I’m not presently facing retirement for my hearing. It’s still reasonably good, because I do what I can to take care of it. And I’d like to make a handful of recommendations to anyone out there with at least one working ear…

1. Limit your headphone usage–especially ear buds. I know this is a big request in the days where all of our phones are MP3 players. But you’re damaging your ears with headphones. You ARE. You’re putting a speaker that is sending vibrations and compressed soundwaves right into your ear canal. You think that’s good for you? Even at low volumes, it’s doing damage. Ask any office worker who wears a headset to answer phone calls every day for 20 years if they’ve noticed a decline in their hearing. Their reply will be, “what?”  (Sadly, my headphone use at work has increased in recent weeks and I need to find a way to correct that. I’ve noticed a drop in clarity in my hearing that I think and hope is still recoverable.)

2. If you do use headphones, do it responsibly. If you’re wearing the type that are cans that cover your whole ear, put an ear plug in underneath them. If you’re using ear buds, play the music as softly as you can. If you use them at ALL, give yourself breaks from use. My “studio” rule is that for each day I use headphones, I take two days OFF from using them. As I mentioned, I have been wearing ear buds too often at work lately…so on weekends, I barely listen to music at ALL, but I especially leave the buds on my desk. By Monday, I’m usually mostly back to normal (but I still need to stop it–and the news about Brian was a good reminder of that).
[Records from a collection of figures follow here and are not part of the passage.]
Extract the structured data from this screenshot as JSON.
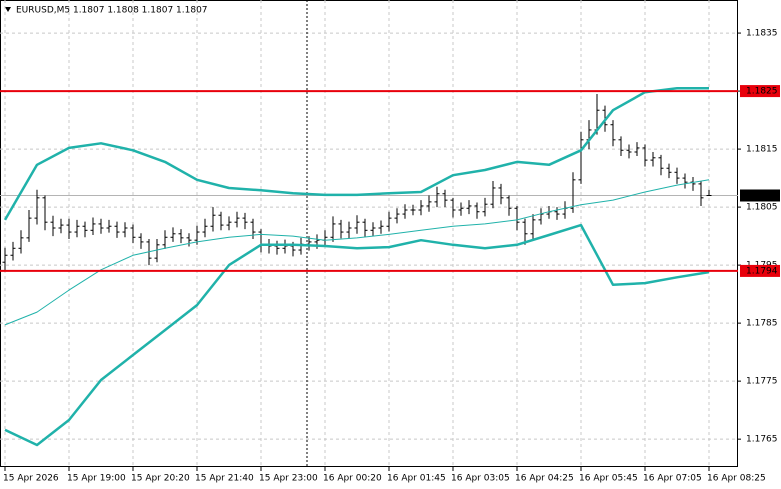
{
  "chart_data": {
    "type": "ohlc",
    "title": "EURUSD,M5  1.1807 1.1808 1.1807 1.1807",
    "bar_color": "#000000",
    "open": [
      1.17955,
      1.17967,
      1.17979,
      1.17997,
      1.18031,
      1.18066,
      1.18024,
      1.18014,
      1.18019,
      1.18007,
      1.18017,
      1.1801,
      1.18021,
      1.18014,
      1.18017,
      1.18007,
      1.18014,
      1.17998,
      1.1799,
      1.17962,
      1.17985,
      1.17998,
      1.18004,
      1.17997,
      1.17993,
      1.18007,
      1.18017,
      1.18036,
      1.18019,
      1.18024,
      1.18031,
      1.18024,
      1.18007,
      1.17985,
      1.17983,
      1.17979,
      1.17983,
      1.17976,
      1.17986,
      1.1799,
      1.17993,
      1.17998,
      1.18021,
      1.18007,
      1.18014,
      1.18024,
      1.1801,
      1.18014,
      1.18017,
      1.18031,
      1.18038,
      1.18045,
      1.18045,
      1.18052,
      1.18059,
      1.18073,
      1.18062,
      1.18045,
      1.18048,
      1.18052,
      1.18042,
      1.18055,
      1.18083,
      1.18066,
      1.18048,
      1.18024,
      1.18004,
      1.18028,
      1.18038,
      1.18042,
      1.18038,
      1.18048,
      1.18097,
      1.18166,
      1.18183,
      1.18217,
      1.18192,
      1.18166,
      1.18148,
      1.18145,
      1.18152,
      1.18131,
      1.18135,
      1.18117,
      1.1811,
      1.181,
      1.18093,
      1.1809,
      1.1807
    ],
    "high": [
      1.1798,
      1.1799,
      1.1801,
      1.18045,
      1.1808,
      1.1807,
      1.18035,
      1.1803,
      1.1803,
      1.18028,
      1.18025,
      1.18032,
      1.1803,
      1.18028,
      1.18025,
      1.18024,
      1.1802,
      1.18005,
      1.17995,
      1.17995,
      1.1801,
      1.18015,
      1.18012,
      1.18005,
      1.18018,
      1.1803,
      1.1805,
      1.18042,
      1.18034,
      1.18042,
      1.1804,
      1.1803,
      1.18012,
      1.17995,
      1.17992,
      1.17994,
      1.1799,
      1.17997,
      1.18,
      1.18003,
      1.1801,
      1.18034,
      1.18028,
      1.18025,
      1.18036,
      1.1803,
      1.18024,
      1.18027,
      1.18042,
      1.18048,
      1.18055,
      1.18054,
      1.18062,
      1.1807,
      1.18085,
      1.1808,
      1.18066,
      1.18058,
      1.18062,
      1.18058,
      1.18066,
      1.18095,
      1.1809,
      1.1807,
      1.18052,
      1.1803,
      1.18038,
      1.18048,
      1.18052,
      1.1805,
      1.1806,
      1.1811,
      1.1818,
      1.182,
      1.18245,
      1.18225,
      1.182,
      1.18172,
      1.18158,
      1.18162,
      1.18158,
      1.18145,
      1.1814,
      1.18125,
      1.18118,
      1.18108,
      1.18102,
      1.18095,
      1.1808
    ],
    "low": [
      1.1794,
      1.17958,
      1.1797,
      1.1799,
      1.1802,
      1.1801,
      1.18,
      1.18005,
      1.17995,
      1.17998,
      1.17998,
      1.18002,
      1.18004,
      1.18006,
      1.17997,
      1.17998,
      1.17988,
      1.17978,
      1.1795,
      1.17955,
      1.17978,
      1.1799,
      1.17988,
      1.17982,
      1.17985,
      1.17998,
      1.18008,
      1.1801,
      1.1801,
      1.18015,
      1.18012,
      1.17995,
      1.17972,
      1.1797,
      1.17968,
      1.1797,
      1.17965,
      1.17968,
      1.17975,
      1.17978,
      1.17982,
      1.1799,
      1.17996,
      1.17996,
      1.18004,
      1.17998,
      1.18,
      1.18004,
      1.18008,
      1.18022,
      1.1803,
      1.18036,
      1.18036,
      1.18042,
      1.1805,
      1.1805,
      1.18032,
      1.18035,
      1.18038,
      1.1803,
      1.18034,
      1.18048,
      1.18055,
      1.18035,
      1.1801,
      1.17985,
      1.17995,
      1.1802,
      1.1803,
      1.18028,
      1.1803,
      1.1804,
      1.1809,
      1.1815,
      1.18175,
      1.1818,
      1.18155,
      1.18138,
      1.18134,
      1.18138,
      1.1812,
      1.1812,
      1.18105,
      1.181,
      1.1809,
      1.18082,
      1.18078,
      1.18052,
      1.1807
    ],
    "close": [
      1.17967,
      1.17979,
      1.17997,
      1.18031,
      1.18066,
      1.18024,
      1.18014,
      1.18019,
      1.18007,
      1.18017,
      1.1801,
      1.18021,
      1.18014,
      1.18017,
      1.18007,
      1.18014,
      1.17998,
      1.1799,
      1.17962,
      1.17985,
      1.17998,
      1.18004,
      1.17997,
      1.17993,
      1.18007,
      1.18017,
      1.18036,
      1.18019,
      1.18024,
      1.18031,
      1.18024,
      1.18007,
      1.17985,
      1.17983,
      1.17979,
      1.17983,
      1.17976,
      1.17986,
      1.1799,
      1.17993,
      1.17998,
      1.18021,
      1.18007,
      1.18014,
      1.18024,
      1.1801,
      1.18014,
      1.18017,
      1.18031,
      1.18038,
      1.18045,
      1.18045,
      1.18052,
      1.18059,
      1.18073,
      1.18062,
      1.18045,
      1.18048,
      1.18052,
      1.18042,
      1.18055,
      1.18083,
      1.18066,
      1.18048,
      1.18024,
      1.18004,
      1.18028,
      1.18038,
      1.18042,
      1.18038,
      1.18048,
      1.18097,
      1.18166,
      1.18183,
      1.18217,
      1.18192,
      1.18166,
      1.18148,
      1.18145,
      1.18152,
      1.18131,
      1.18135,
      1.18117,
      1.1811,
      1.181,
      1.18093,
      1.1809,
      1.18066,
      1.1807
    ],
    "series": [
      {
        "color": "#20b2aa",
        "width": 2.5,
        "x": [
          0,
          4,
          8,
          12,
          16,
          20,
          24,
          28,
          32,
          36,
          40,
          44,
          48,
          52,
          56,
          60,
          64,
          68,
          72,
          76,
          80,
          84,
          88
        ],
        "values": [
          1.18028,
          1.18123,
          1.18152,
          1.1816,
          1.18148,
          1.18128,
          1.18097,
          1.18083,
          1.18079,
          1.18074,
          1.18071,
          1.18071,
          1.18074,
          1.18076,
          1.18105,
          1.18114,
          1.18128,
          1.18123,
          1.18148,
          1.18217,
          1.18248,
          1.18255,
          1.18255
        ]
      },
      {
        "color": "#20b2aa",
        "width": 1,
        "x": [
          0,
          4,
          8,
          12,
          16,
          20,
          24,
          28,
          32,
          36,
          40,
          44,
          48,
          52,
          56,
          60,
          64,
          68,
          72,
          76,
          80,
          84,
          88
        ],
        "values": [
          1.17847,
          1.17869,
          1.17907,
          1.17942,
          1.17967,
          1.17979,
          1.1799,
          1.17998,
          1.18003,
          1.18,
          1.17993,
          1.17997,
          1.18003,
          1.1801,
          1.18017,
          1.18021,
          1.18028,
          1.18042,
          1.18054,
          1.18062,
          1.18076,
          1.18088,
          1.18097
        ]
      },
      {
        "color": "#20b2aa",
        "width": 2.5,
        "x": [
          0,
          4,
          8,
          12,
          16,
          20,
          24,
          28,
          32,
          36,
          40,
          44,
          48,
          52,
          56,
          60,
          64,
          68,
          72,
          76,
          80,
          84,
          88
        ],
        "values": [
          1.17666,
          1.1764,
          1.17683,
          1.17752,
          1.17795,
          1.17838,
          1.17881,
          1.1795,
          1.17985,
          1.17985,
          1.17983,
          1.17979,
          1.17981,
          1.17993,
          1.17985,
          1.17979,
          1.17985,
          1.18002,
          1.18019,
          1.17916,
          1.17919,
          1.17929,
          1.17938
        ]
      }
    ],
    "levels": [
      1.1825,
      1.1794
    ],
    "level_color": "#e8000b",
    "price": 1.1807,
    "vline": 37.75,
    "xlim": [
      -0.625,
      91.625
    ],
    "xticks": [
      {
        "value": 0,
        "label": "15 Apr 2026"
      },
      {
        "value": 8,
        "label": "15 Apr 19:00"
      },
      {
        "value": 16,
        "label": "15 Apr 20:20"
      },
      {
        "value": 24,
        "label": "15 Apr 21:40"
      },
      {
        "value": 32,
        "label": "15 Apr 23:00"
      },
      {
        "value": 40,
        "label": "16 Apr 00:20"
      },
      {
        "value": 48,
        "label": "16 Apr 01:45"
      },
      {
        "value": 56,
        "label": "16 Apr 03:05"
      },
      {
        "value": 64,
        "label": "16 Apr 04:25"
      },
      {
        "value": 72,
        "label": "16 Apr 05:45"
      },
      {
        "value": 80,
        "label": "16 Apr 07:05"
      },
      {
        "value": 88,
        "label": "16 Apr 08:25"
      }
    ],
    "ylim": [
      1.17602,
      1.18407
    ],
    "yticks": [
      1.1765,
      1.1775,
      1.1785,
      1.1795,
      1.1805,
      1.1815,
      1.1825,
      1.1835
    ],
    "grid": true
  }
}
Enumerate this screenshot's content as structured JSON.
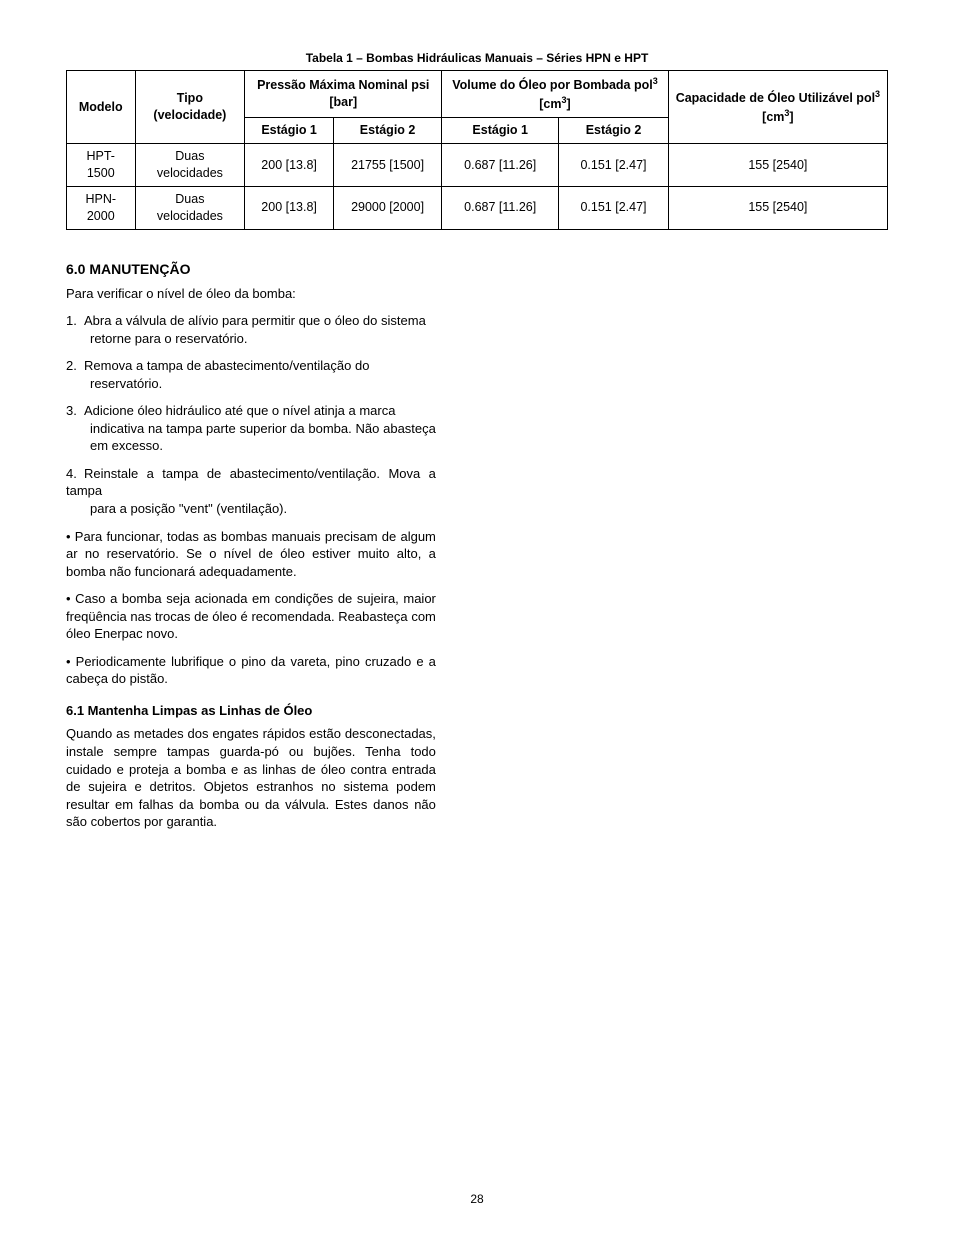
{
  "table": {
    "caption": "Tabela 1 – Bombas Hidráulicas Manuais – Séries HPN e HPT",
    "headers": {
      "modelo": "Modelo",
      "tipo": "Tipo (velocidade)",
      "pressao": "Pressão Máxima Nominal psi [bar]",
      "volume": "Volume do Óleo por Bombada pol",
      "volume_sup": "3",
      "volume_unit2": " [cm",
      "volume_unit2_sup": "3",
      "volume_close": "]",
      "capacidade": "Capacidade de Óleo Utilizável pol",
      "cap_sup": "3",
      "cap_unit2": " [cm",
      "cap_unit2_sup": "3",
      "cap_close": "]",
      "estagio1": "Estágio 1",
      "estagio2": "Estágio 2"
    },
    "rows": [
      {
        "modelo": "HPT-1500",
        "tipo": "Duas velocidades",
        "p1": "200 [13.8]",
        "p2": "21755 [1500]",
        "v1": "0.687 [11.26]",
        "v2": "0.151 [2.47]",
        "cap": "155 [2540]"
      },
      {
        "modelo": "HPN-2000",
        "tipo": "Duas velocidades",
        "p1": "200 [13.8]",
        "p2": "29000 [2000]",
        "v1": "0.687 [11.26]",
        "v2": "0.151 [2.47]",
        "cap": "155 [2540]"
      }
    ]
  },
  "section": {
    "h2": "6.0 MANUTENÇÃO",
    "intro": "Para verificar o nível de óleo da bomba:",
    "steps": [
      {
        "n": "1.",
        "t1": "Abra a válvula de alívio para permitir que o óleo do sistema",
        "t2": "retorne para o reservatório."
      },
      {
        "n": "2.",
        "t1": "Remova a tampa de abastecimento/ventilação do",
        "t2": "reservatório."
      },
      {
        "n": "3.",
        "t1": "Adicione óleo hidráulico até que o nível atinja a marca",
        "t2": "indicativa na tampa  parte superior da bomba. Não abasteça em excesso."
      },
      {
        "n": "4.",
        "t1": "Reinstale a tampa de abastecimento/ventilação. Mova a tampa",
        "t2": "para a posição \"vent\" (ventilação)."
      }
    ],
    "bullets": [
      "• Para funcionar, todas as bombas manuais precisam de algum ar no reservatório. Se o nível de óleo estiver muito alto, a bomba não funcionará adequadamente.",
      "• Caso a bomba seja acionada em condições de sujeira, maior freqüência nas trocas de óleo é recomendada. Reabasteça com óleo Enerpac novo.",
      "• Periodicamente lubrifique o pino da vareta, pino cruzado e a cabeça do pistão."
    ],
    "h3": "6.1 Mantenha Limpas as Linhas de Óleo",
    "p61": "Quando as metades dos engates rápidos estão desconectadas, instale sempre tampas guarda-pó ou bujões. Tenha todo cuidado e proteja a bomba e as linhas de óleo contra entrada de sujeira e detritos. Objetos estranhos no sistema podem resultar em falhas da bomba ou da válvula. Estes danos não são cobertos por garantia."
  },
  "pageNumber": "28"
}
3. Wear ear plugs at concerts. Even the quiet ones are louder than what you’re used to. A lot of times, I even wear them in movies if it’s a loud action flick. Every loud noise has the potential to be the last one you’ll hear. You might need to slip them out during the quieter moments, but better that than to never enjoy those moments again.

4. Clean out your ears and don’t take an earache lightly. If you’ve got an earache, you probably have an infection. The step after infection is expansion of the ear drum. Then perforation. Then rupture. And that’s it. You’re deaf. Do what you can to keep your ears clean and if you do start developing ear issues (likely from a headcold or similar) mention them to your doctor when you ask for antibiotics.

5. Turn it down. Seriously. I like my car to shake with the bass too…but it’s irresponsible. It’s damaging. (And it’s an irritant to people who think your music choices suck, to boot.) We’re all going to turn it up once in a while. But full-volume shouldn’t be your default. Save it for the special songs, when you really need it. Or if you’re going to turn it ip, open your windows. Give the sound somewhere to go.

Those are just a few tips. There are a lot more. But long and short…  Hearing loss is a scary thing. It’s something you and I shouldn’t take for granted. If I lose my hearing, I’ve got a few thousand dollars worth of musical equipment that’s useless to me. And I’ve also lost my primary passion and outlet. That shouldn’t be taken lightly. Even if you’re not a musician…it’d be nice to hear your spouse, kids, grandkids, and/or that weird guy at the deli tell you they love you, right? Appreciate your hearing and do what you can to hang on to it.

And lay off Brian Johnson. He’s doing the right thing. Angus might not be. But Brian shouldn’t be doubted. Here’s hoping the damage isn’t permanent and he can get better enough to keep enjoying hearing the music, even if he can’t still sing it himself.

For those about to rock…good God, don’t fire the cannons until we’ve all got ear plugs in!